DoorDash stole drivers’ tips so it could mount a $30 million campaign to crush workers rights: Gallegos
August 31, 2019
According to Teddy Schleifer, a reporter for Recode and Vox, DoorDash is funneling $30 million to defeat or undermine AB5, a California bill that could force gig-economy companies, like DoorDash, Postmates, and Amazon Flex, to reclassify their workforce as “employees.” Right now, the companies classify their delivery drivers as “independent contractors.”
Under California independent contractor law, it has already become more difficult for such companies to keep classifying their workers as “independent contractors.” In 2018, the California Supreme Court adopted a new test for independent contractor misclassification: the ABC test. At the time of court decision, many legal commentators thought that the decision would force companies like DoorDash to reclassify their workers as “employees.”

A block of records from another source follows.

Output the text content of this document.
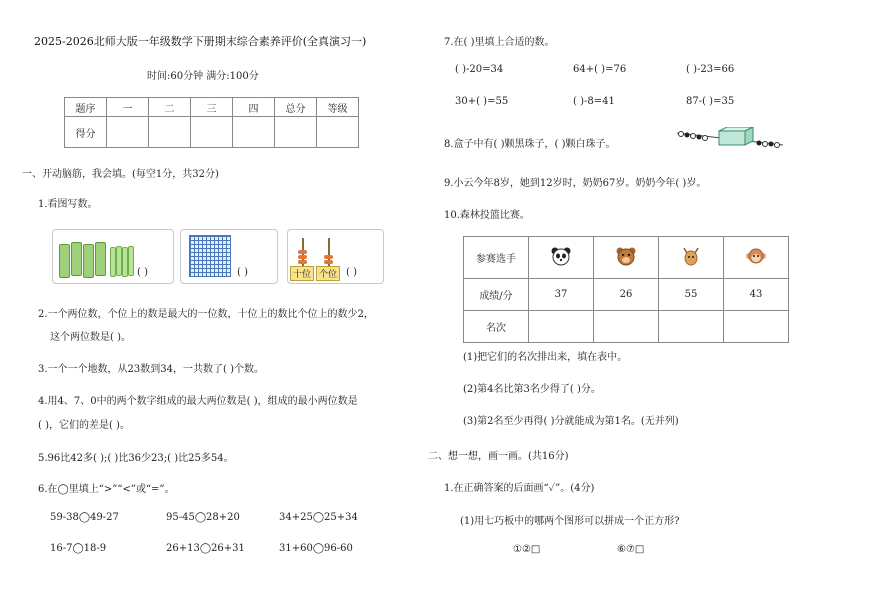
2025-2026北师大版一年级数学下册期末综合素养评价(全真演习一)
时间:60分钟 满分:100分
题序	一	二	三	四	总分	等级
得分						
一、开动脑筋，我会填。(每空1分，共32分)
1.看图写数。
( )	( )	十位 个位 ( )
2.一个两位数，个位上的数是最大的一位数，十位上的数比个位上的数少2，
这个两位数是( )。
3.一个一个地数，从23数到34，一共数了( )个数。
4.用4、7、0中的两个数字组成的最大两位数是( )，组成的最小两位数是
( )，它们的差是( )。
5.96比42多( );( )比36少23;( )比25多54。
6.在◯里填上“>”“<”或“=”。
59-38◯49-27	95-45◯28+20	34+25◯25+34
16-7◯18-9	26+13◯26+31	31+60◯96-60
7.在( )里填上合适的数。
( )-20=34	64+( )=76	( )-23=66
30+( )=55	( )-8=41	87-( )=35
8.盒子中有( )颗黑珠子，( )颗白珠子。
9.小云今年8岁，她到12岁时，奶奶67岁。奶奶今年( )岁。
10.森林投篮比赛。
参赛选手				
成绩/分	37	26	55	43
名次				
(1)把它们的名次排出来，填在表中。
(2)第4名比第3名少得了( )分。
(3)第2名至少再得( )分就能成为第1名。(无并列)
二、想一想，画一画。(共16分)
1.在正确答案的后面画“✓”。(4分)
(1)用七巧板中的哪两个图形可以拼成一个正方形?
①②□	⑥⑦□
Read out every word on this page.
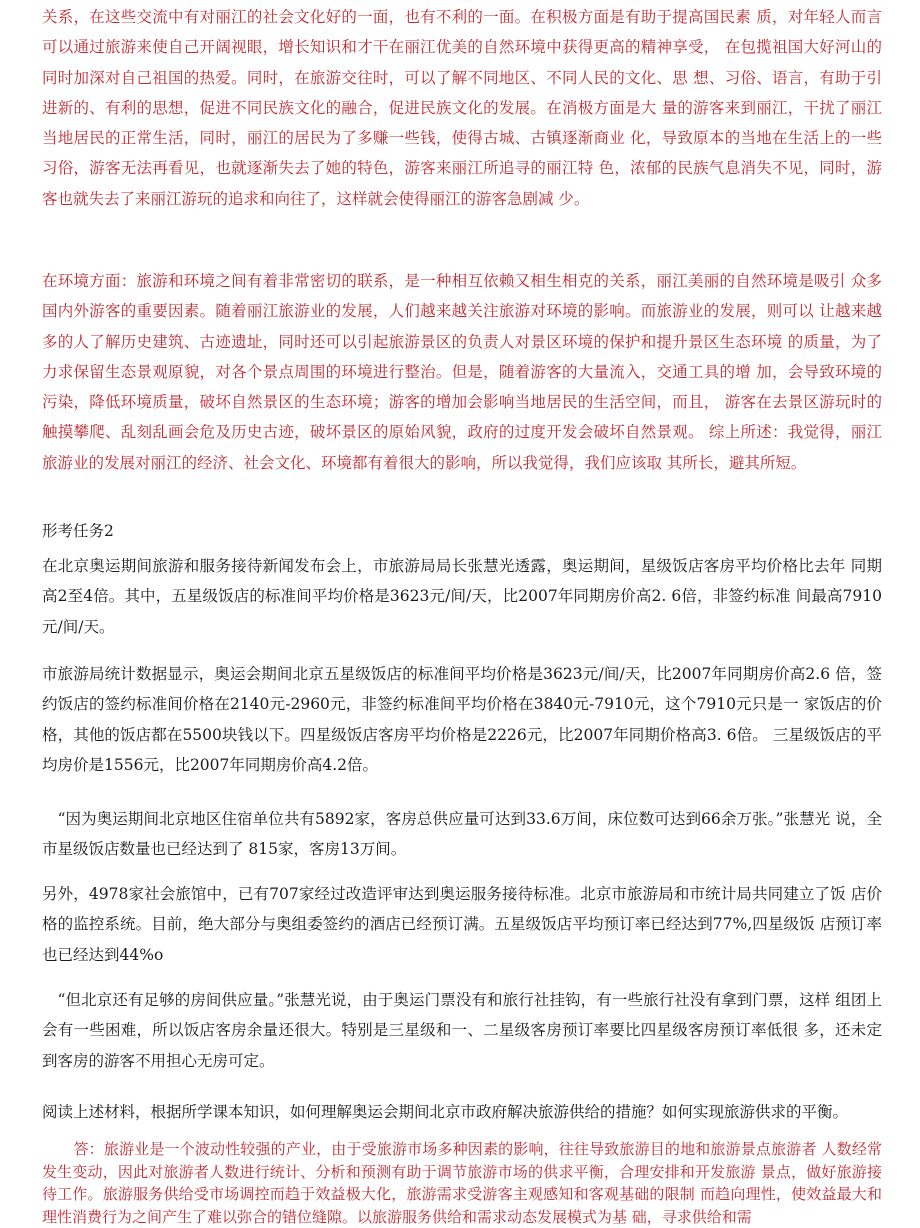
关系，在这些交流中有对丽江的社会文化好的一面，也有不利的一面。在积极方面是有助于提高国民素 质，对年轻人而言可以通过旅游来使自己开阔视眼，增长知识和才干在丽江优美的自然环境中获得更高的精神享受， 在包揽祖国大好河山的同时加深对自己祖国的热爱。同时，在旅游交往时，可以了解不同地区、不同人民的文化、思 想、习俗、语言，有助于引进新的、有利的思想，促进不同民族文化的融合，促进民族文化的发展。在消极方面是大 量的游客来到丽江，干扰了丽江当地居民的正常生活，同时，丽江的居民为了多赚一些钱，使得古城、古镇逐渐商业 化，导致原本的当地在生活上的一些习俗，游客无法再看见，也就逐渐失去了她的特色，游客来丽江所追寻的丽江特 色，浓郁的民族气息消失不见，同时，游客也就失去了来丽江游玩的追求和向往了，这样就会使得丽江的游客急剧减 少。

在环境方面：旅游和环境之间有着非常密切的联系，是一种相互依赖又相生相克的关系，丽江美丽的自然环境是吸引 众多国内外游客的重要因素。随着丽江旅游业的发展，人们越来越关注旅游对环境的影响。而旅游业的发展，则可以 让越来越多的人了解历史建筑、古迹遗址，同时还可以引起旅游景区的负责人对景区环境的保护和提升景区生态环境 的质量，为了力求保留生态景观原貌，对各个景点周围的环境进行整治。但是，随着游客的大量流入，交通工具的增 加，会导致环境的污染，降低环境质量，破坏自然景区的生态环境；游客的增加会影响当地居民的生活空间，而且， 游客在去景区游玩时的触摸攀爬、乱刻乱画会危及历史古迹，破坏景区的原始风貌，政府的过度开发会破坏自然景观。 综上所述：我觉得，丽江旅游业的发展对丽江的经济、社会文化、环境都有着很大的影响，所以我觉得，我们应该取 其所长，避其所短。

形考任务2

在北京奥运期间旅游和服务接待新闻发布会上，市旅游局局长张慧光透露，奥运期间，星级饭店客房平均价格比去年 同期高2至4倍。其中，五星级饭店的标准间平均价格是3623元/间/天，比2007年同期房价高2. 6倍，非签约标准 间最高7910元/间/天。

市旅游局统计数据显示，奥运会期间北京五星级饭店的标准间平均价格是3623元/间/天，比2007年同期房价高2.6 倍，签约饭店的签约标准间价格在2140元-2960元，非签约标准间平均价格在3840元-7910元，这个7910元只是一 家饭店的价格，其他的饭店都在5500块钱以下。四星级饭店客房平均价格是2226元，比2007年同期价格高3. 6倍。 三星级饭店的平均房价是1556元，比2007年同期房价高4.2倍。

“因为奥运期间北京地区住宿单位共有5892家，客房总供应量可达到33.6万间，床位数可达到66余万张。”张慧光 说，全市星级饭店数量也已经达到了 815家，客房13万间。

另外，4978家社会旅馆中，已有707家经过改造评审达到奥运服务接待标准。北京市旅游局和市统计局共同建立了饭 店价格的监控系统。目前，绝大部分与奥组委签约的酒店已经预订满。五星级饭店平均预订率已经达到77%,四星级饭 店预订率也已经达到44%o

“但北京还有足够的房间供应量。”张慧光说，由于奥运门票没有和旅行社挂钩，有一些旅行社没有拿到门票，这样 组团上会有一些困难，所以饭店客房余量还很大。特别是三星级和一、二星级客房预订率要比四星级客房预订率低很 多，还未定到客房的游客不用担心无房可定。

阅读上述材料，根据所学课本知识，如何理解奥运会期间北京市政府解决旅游供给的措施？如何实现旅游供求的平衡。

答：旅游业是一个波动性较强的产业，由于受旅游市场多种因素的影响，往往导致旅游目的地和旅游景点旅游者 人数经常发生变动，因此对旅游者人数进行统计、分析和预测有助于调节旅游市场的供求平衡，合理安排和开发旅游 景点，做好旅游接待工作。旅游服务供给受市场调控而趋于效益极大化，旅游需求受游客主观感知和客观基础的限制 而趋向理性，使效益最大和理性消费行为之间产生了难以弥合的错位缝隙。以旅游服务供给和需求动态发展模式为基 础，寻求供给和需
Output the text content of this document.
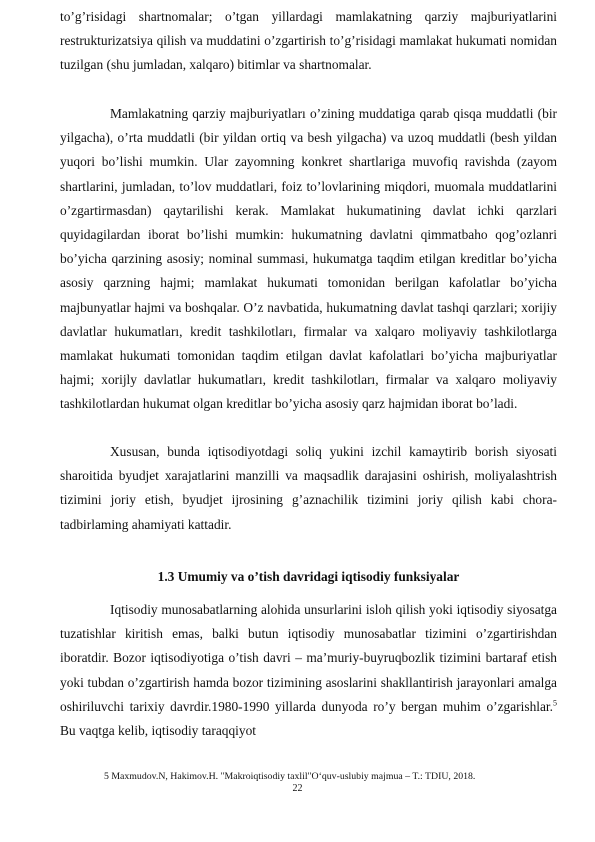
to’g’risidagi shartnomalar; o’tgan yillardagi mamlakatning qarziy majburiyatlarini restrukturizatsiya qilish va muddatini o’zgartirish to’g’risidagi mamlakat hukumati nomidan tuzilgan (shu jumladan, xalqaro) bitimlar va shartnomalar.

Mamlakatning qarziy majburiyatları o’zining muddatiga qarab qisqa muddatli (bir yilgacha), o’rta muddatli (bir yildan ortiq va besh yilgacha) va uzoq muddatli (besh yildan yuqori bo’lishi mumkin. Ular zayomning konkret shartlariga muvofiq ravishda (zayom shartlarini, jumladan, to’lov muddatlari, foiz to’lovlarining miqdori, muomala muddatlarini o’zgartirmasdan) qaytarilishi kerak. Mamlakat hukumatining davlat ichki qarzlari quyidagilardan iborat bo’lishi mumkin: hukumatning davlatni qimmatbaho qog’ozlanri bo’yicha qarzining asosiy; nominal summasi, hukumatga taqdim etilgan kreditlar bo’yicha asosiy qarzning hajmi; mamlakat hukumati tomonidan berilgan kafolatlar bo’yicha majbunyatlar hajmi va boshqalar. O’z navbatida, hukumatning davlat tashqi qarzlari; xorijiy davlatlar hukumatları, kredit tashkilotları, firmalar va xalqaro moliyaviy tashkilotlarga mamlakat hukumati tomonidan taqdim etilgan davlat kafolatlari bo’yicha majburiyatlar hajmi; xorijly davlatlar hukumatları, kredit tashkilotları, firmalar va xalqaro moliyaviy tashkilotlardan hukumat olgan kreditlar bo’yicha asosiy qarz hajmidan iborat bo’ladi.

Xususan, bunda iqtisodiyotdagi soliq yukini izchil kamaytirib borish siyosati sharoitida byudjet xarajatlarini manzilli va maqsadlik darajasini oshirish, moliyalashtrish tizimini joriy etish, byudjet ijrosining g’aznachilik tizimini joriy qilish kabi chora-tadbirlaming ahamiyati kattadir.

1.3 Umumiy va o’tish davridagi iqtisodiy funksiyalar

Iqtisodiy munosabatlarning alohida unsurlarini isloh qilish yoki iqtisodiy siyosatga tuzatishlar kiritish emas, balki butun iqtisodiy munosabatlar tizimini o’zgartirishdan iboratdir. Bozor iqtisodiyotiga o’tish davri – ma’muriy-buyruqbozlik tizimini bartaraf etish yoki tubdan o’zgartirish hamda bozor tizimining asoslarini shakllantirish jarayonlari amalga oshiriluvchi tarixiy davrdir.1980-1990 yillarda dunyoda ro’y bergan muhim o’zgarishlar.$^5$ Bu vaqtga kelib, iqtisodiy taraqqiyot

5 Maxmudov.N, Hakimov.H. "Makroiqtisodiy taxlil"O‘quv-uslubiy majmua – T.: TDIU, 2018.

22
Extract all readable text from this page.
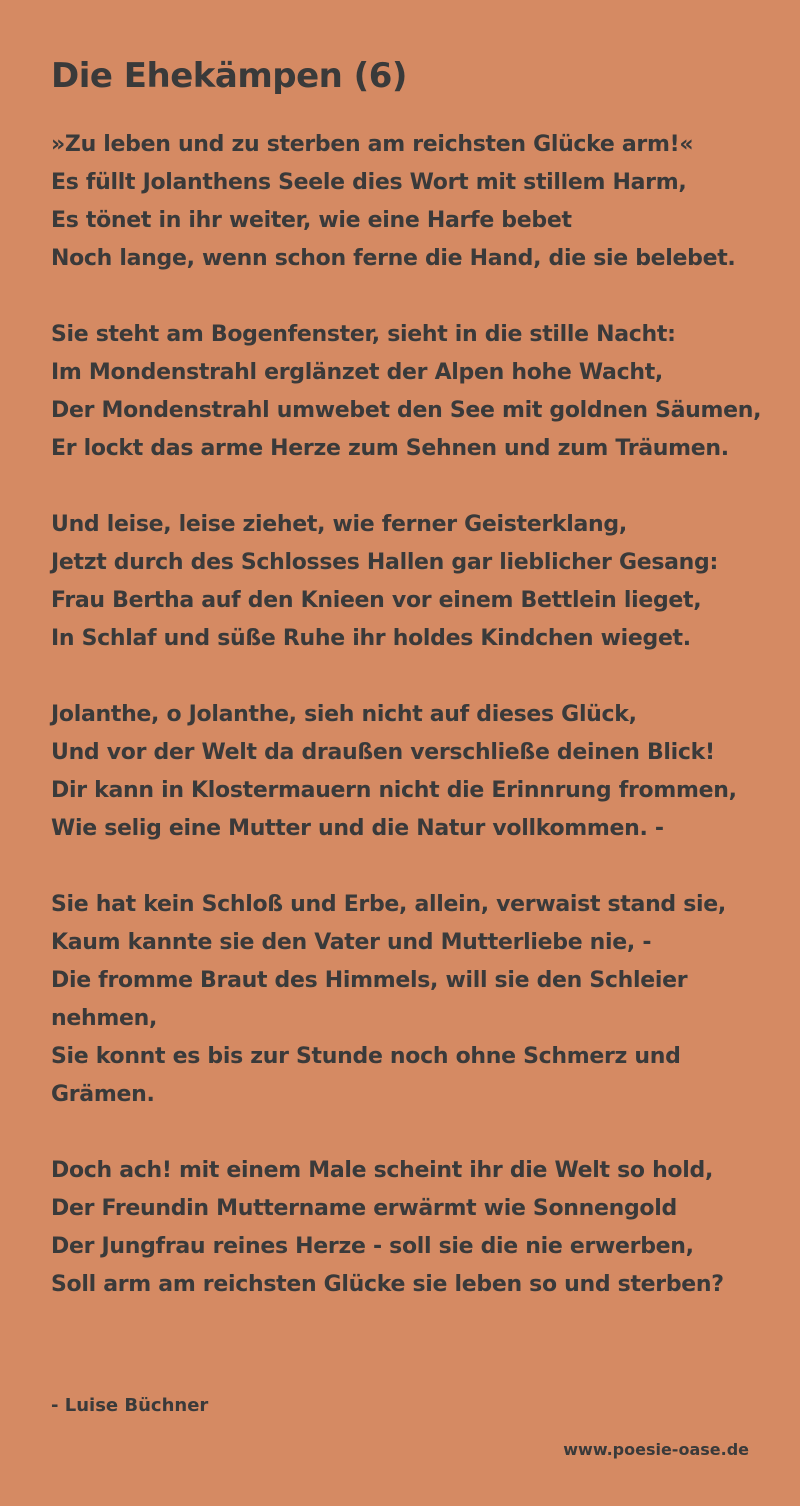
Die Ehekämpen (6)
»Zu leben und zu sterben am reichsten Glücke arm!«
Es füllt Jolanthens Seele dies Wort mit stillem Harm,
Es tönet in ihr weiter, wie eine Harfe bebet
Noch lange, wenn schon ferne die Hand, die sie belebet.
Sie steht am Bogenfenster, sieht in die stille Nacht:
Im Mondenstrahl erglänzet der Alpen hohe Wacht,
Der Mondenstrahl umwebet den See mit goldnen Säumen,
Er lockt das arme Herze zum Sehnen und zum Träumen.
Und leise, leise ziehet, wie ferner Geisterklang,
Jetzt durch des Schlosses Hallen gar lieblicher Gesang:
Frau Bertha auf den Knieen vor einem Bettlein lieget,
In Schlaf und süße Ruhe ihr holdes Kindchen wieget.
Jolanthe, o Jolanthe, sieh nicht auf dieses Glück,
Und vor der Welt da draußen verschließe deinen Blick!
Dir kann in Klostermauern nicht die Erinnrung frommen,
Wie selig eine Mutter und die Natur vollkommen. -
Sie hat kein Schloß und Erbe, allein, verwaist stand sie,
Kaum kannte sie den Vater und Mutterliebe nie, -
Die fromme Braut des Himmels, will sie den Schleier nehmen,
Sie konnt es bis zur Stunde noch ohne Schmerz und Grämen.
Doch ach! mit einem Male scheint ihr die Welt so hold,
Der Freundin Muttername erwärmt wie Sonnengold
Der Jungfrau reines Herze - soll sie die nie erwerben,
Soll arm am reichsten Glücke sie leben so und sterben?
- Luise Büchner
www.poesie-oase.de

For the most part, this didn’t happen.
The new California assembly bill, AB5, would do more to ensure that the ABC test would be adopted statewide, making it much more difficult for companies to classify workers as independent contractors.
DoorDash Workers’ Rights as “Employees” under AB5
If they are classified as “employees,” DoorDash delivery drivers in California would be entitled to earn minimum wage (at least $12 per hour) for all hours worked, plus earn 100% of their tips, and be reimbursed for business expenses (such as mileage, at a rate of 58 cents per mile).
A recent DoorDash lawsuit noted that the DoorDash driver plaintiff had earned less than $4.50 per hour working for DoorDash, once accounting for hidden costs, such as gas and depreciated value of her vehicle (by putting more miles on it). If she had been paid properly as an “employee,” the lawsuit says, she would have earned an average of $17 per hour.
Companies like DoorDash and Lyft have reportedly lobbied heavily against AB5, and have sent emails to their workers saying that AB5 may result in workers’ losing their flexibility to set their own hours or may cause the companies to reduce the size of their workforce. The emails often do not substantiate why that would be the case. Although many “employees” engage in shift work, there are also many “employees” that have more flexible hours. The emails typically aren’t saying AB5 would require the companies to reduce flexibility or cut workers, but rather imply that the companies may choose to do so in reaction to AB5.
Sami Gallegos, the communications director for California Assemblywoman Lorena Gonzalez, noted that the main headline here is that DoorDash shorted its workers on tips and then pledged $30 million to defeat or undermine AB5, a bill that would protect its workers’ rights under California labor law. This $30 million adds to — what the L.A. Times calls — “a fierce lobbying campaign” mounted by gig economy companies such as Uber, Lyft, and DoorDash, in an attempt to defeat AB5, or secure a special exemption from it.
Despite DoorDash’s efforts, AB5 passed a key committee vote on August 30, 2019, and is “expected to pass both houses of the Legislature before lawmakers adjourn Sept. 13,” reports L.A. Times.